Israel’s economic plan, or not?
I have not hidden my dismay. The Prime Minister of Israel, Bibi Netanyahu, has come close to blowing much of Israel’s economic progress of the past decade or so. By Wednesday night this week, he seems to have woken up and concocted some emergency measures to plug a large government fiscal deficit.
The move has earned the praise of international economist, Stanley Fischer, who is also Governor of the Bank of Israel. That said, it is generally accepted that the proverbial plug is not big enough.
In fact, it was Bibi’s own spin that gives away the plot. In attempting to justify higher taxes and budget cuts, he mentioned how he was intending to introduce free education from the age of three. Add in a few new missile systems needed because of the Iranian and Syrian crises, and you have a series of large monetary promises that cannot be met by a token rise in tax on cigarettes.
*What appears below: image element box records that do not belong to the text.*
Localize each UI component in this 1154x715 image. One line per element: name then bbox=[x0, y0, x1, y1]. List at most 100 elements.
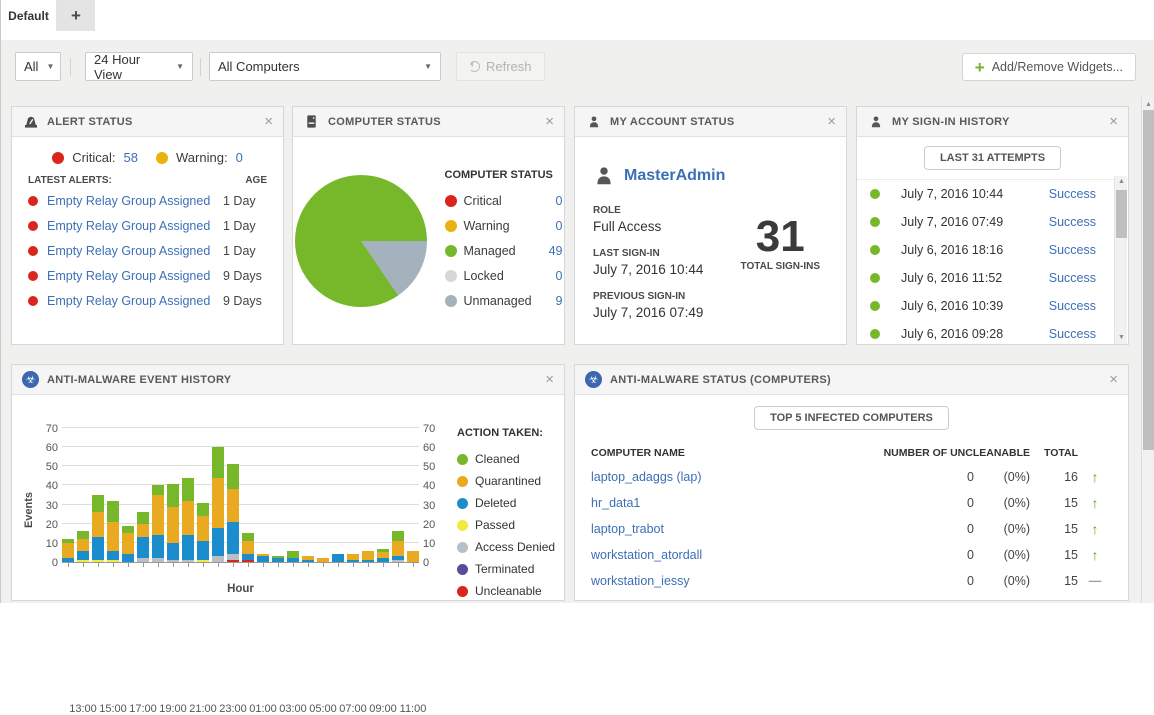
scrollbar-thumb[interactable] bbox=[1116, 190, 1127, 238]
alert-age: 1 Day bbox=[223, 219, 267, 233]
legend-value-link[interactable]: 0 bbox=[556, 219, 563, 233]
stacked-bar[interactable] bbox=[137, 512, 149, 562]
alert-link[interactable]: Empty Relay Group Assigned - CA... bbox=[47, 219, 214, 233]
stacked-bar[interactable] bbox=[227, 464, 239, 562]
last-attempts-button[interactable]: LAST 31 ATTEMPTS bbox=[924, 146, 1061, 170]
top5-infected-button[interactable]: TOP 5 INFECTED COMPUTERS bbox=[754, 406, 949, 430]
scope-select[interactable]: All ▼ bbox=[15, 52, 61, 81]
computers-select[interactable]: All Computers ▼ bbox=[209, 52, 441, 81]
computer-name-link[interactable]: workstation_atordall bbox=[591, 548, 880, 562]
gridline bbox=[62, 427, 419, 428]
computer-status-pie-chart[interactable] bbox=[295, 175, 427, 307]
table-row: workstation_atordall 0(0%) 15 ↑ bbox=[575, 542, 1128, 568]
stacked-bar[interactable] bbox=[182, 478, 194, 562]
signin-result-link[interactable]: Success bbox=[1049, 299, 1096, 313]
bar-segment bbox=[392, 541, 404, 556]
close-icon[interactable]: × bbox=[827, 114, 836, 129]
stacked-bar[interactable] bbox=[167, 484, 179, 562]
stacked-bar[interactable] bbox=[377, 549, 389, 562]
total-count: 15 bbox=[1030, 574, 1078, 588]
view-select[interactable]: 24 Hour View ▼ bbox=[85, 52, 193, 81]
account-status-body: MasterAdmin ROLE Full Access LAST SIGN-I… bbox=[575, 137, 846, 345]
alert-link[interactable]: Empty Relay Group Assigned - CA... bbox=[47, 244, 214, 258]
widget-header: ALERT STATUS × bbox=[12, 107, 283, 137]
legend-value-link[interactable]: 0 bbox=[556, 269, 563, 283]
bar-segment bbox=[272, 558, 284, 562]
signin-result-link[interactable]: Success bbox=[1049, 215, 1096, 229]
malware-icon: ☣ bbox=[22, 371, 39, 388]
bar-segment bbox=[167, 560, 179, 562]
stacked-bar[interactable] bbox=[212, 447, 224, 562]
stacked-bar[interactable] bbox=[107, 501, 119, 562]
stacked-bar[interactable] bbox=[287, 551, 299, 562]
computer-name-link[interactable]: hr_data1 bbox=[591, 496, 880, 510]
scroll-down-icon[interactable]: ▼ bbox=[1115, 332, 1128, 344]
stacked-bar[interactable] bbox=[62, 539, 74, 562]
signin-result-link[interactable]: Success bbox=[1049, 243, 1096, 257]
stacked-bar[interactable] bbox=[152, 485, 164, 562]
bar-segment bbox=[332, 554, 344, 562]
uncleanable-count: 0 bbox=[880, 470, 974, 484]
unmanaged-dot bbox=[445, 295, 457, 307]
stacked-bar[interactable] bbox=[317, 558, 329, 562]
tab-bar: Default + bbox=[1, 0, 1154, 31]
stacked-bar[interactable] bbox=[407, 551, 419, 562]
stacked-bar[interactable] bbox=[197, 503, 209, 562]
computer-name-link[interactable]: laptop_adaggs (lap) bbox=[591, 470, 880, 484]
stacked-bar[interactable] bbox=[272, 556, 284, 562]
close-icon[interactable]: × bbox=[1109, 114, 1118, 129]
scrollbar-thumb[interactable] bbox=[1143, 110, 1154, 450]
stacked-bar[interactable] bbox=[332, 554, 344, 562]
legend-label: Terminated bbox=[475, 562, 534, 576]
bar-plot-area[interactable] bbox=[62, 429, 419, 563]
signin-list-scrollbar[interactable]: ▲ ▼ bbox=[1114, 176, 1127, 344]
close-icon[interactable]: × bbox=[545, 372, 554, 387]
stacked-bar[interactable] bbox=[257, 554, 269, 562]
stacked-bar[interactable] bbox=[92, 495, 104, 562]
signin-row: July 7, 2016 10:44 Success bbox=[857, 180, 1128, 208]
stacked-bar[interactable] bbox=[347, 554, 359, 562]
signin-result-link[interactable]: Success bbox=[1049, 327, 1096, 341]
critical-count-link[interactable]: 58 bbox=[124, 150, 138, 165]
legend-dot bbox=[457, 476, 468, 487]
stacked-bar[interactable] bbox=[122, 526, 134, 562]
warning-count-link[interactable]: 0 bbox=[236, 150, 243, 165]
username-link[interactable]: MasterAdmin bbox=[624, 167, 725, 185]
critical-dot bbox=[28, 196, 38, 206]
bar-segment bbox=[107, 522, 119, 551]
tab-default[interactable]: Default bbox=[1, 0, 57, 31]
legend-label: Cleaned bbox=[475, 452, 520, 466]
signin-result-link[interactable]: Success bbox=[1049, 271, 1096, 285]
bar-segment bbox=[152, 485, 164, 495]
legend-label: Access Denied bbox=[475, 540, 555, 554]
scroll-up-icon[interactable]: ▲ bbox=[1115, 176, 1128, 188]
stacked-bar[interactable] bbox=[77, 531, 89, 562]
bar-segment bbox=[182, 478, 194, 501]
legend-value-link[interactable]: 49 bbox=[549, 244, 563, 258]
stacked-bar[interactable] bbox=[362, 551, 374, 562]
add-remove-widgets-button[interactable]: + Add/Remove Widgets... bbox=[962, 53, 1136, 81]
y-axis-ticks-left: 010203040506070 bbox=[36, 429, 62, 563]
legend-value-link[interactable]: 9 bbox=[556, 294, 563, 308]
alert-row: Empty Relay Group Assigned - 19... 1 Day bbox=[12, 188, 283, 213]
bar-segment bbox=[197, 516, 209, 541]
add-tab-button[interactable]: + bbox=[57, 0, 95, 31]
computer-name-link[interactable]: laptop_trabot bbox=[591, 522, 880, 536]
close-icon[interactable]: × bbox=[1109, 372, 1118, 387]
stacked-bar[interactable] bbox=[302, 556, 314, 562]
widget-header: MY ACCOUNT STATUS × bbox=[575, 107, 846, 137]
stacked-bar[interactable] bbox=[242, 533, 254, 562]
refresh-button[interactable]: Refresh bbox=[456, 52, 545, 81]
latest-alerts-label: LATEST ALERTS: bbox=[28, 175, 112, 186]
computer-name-link[interactable]: workstation_iessy bbox=[591, 574, 880, 588]
alert-link[interactable]: Empty Relay Group Assigned - dir... bbox=[47, 269, 214, 283]
close-icon[interactable]: × bbox=[264, 114, 273, 129]
alert-link[interactable]: Empty Relay Group Assigned - dir... bbox=[47, 294, 214, 308]
legend-value-link[interactable]: 0 bbox=[556, 194, 563, 208]
signin-result-link[interactable]: Success bbox=[1049, 187, 1096, 201]
page-scrollbar[interactable]: ▲ bbox=[1141, 97, 1154, 603]
alert-link[interactable]: Empty Relay Group Assigned - 19... bbox=[47, 194, 214, 208]
stacked-bar[interactable] bbox=[392, 531, 404, 562]
bar-segment bbox=[182, 501, 194, 535]
close-icon[interactable]: × bbox=[545, 114, 554, 129]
Bibi’s meandering policy making has already seen the currency devalued against the dollar and sterling by 4% and 3% respectively during July 2012. Overseas investors are known to be withdrawing positions from the Tel Aviv Stock Exchange. Unemployment is back at 7% and rising.
The Prime Minister may not be able to control the dynamics of the Syrian and Iranian regimes, nor even the bizarre financial planning modes of Greece or Spain. However, he has been elected to lead, responsibly, in Israel, and it is time for him to do when it comes to the economy.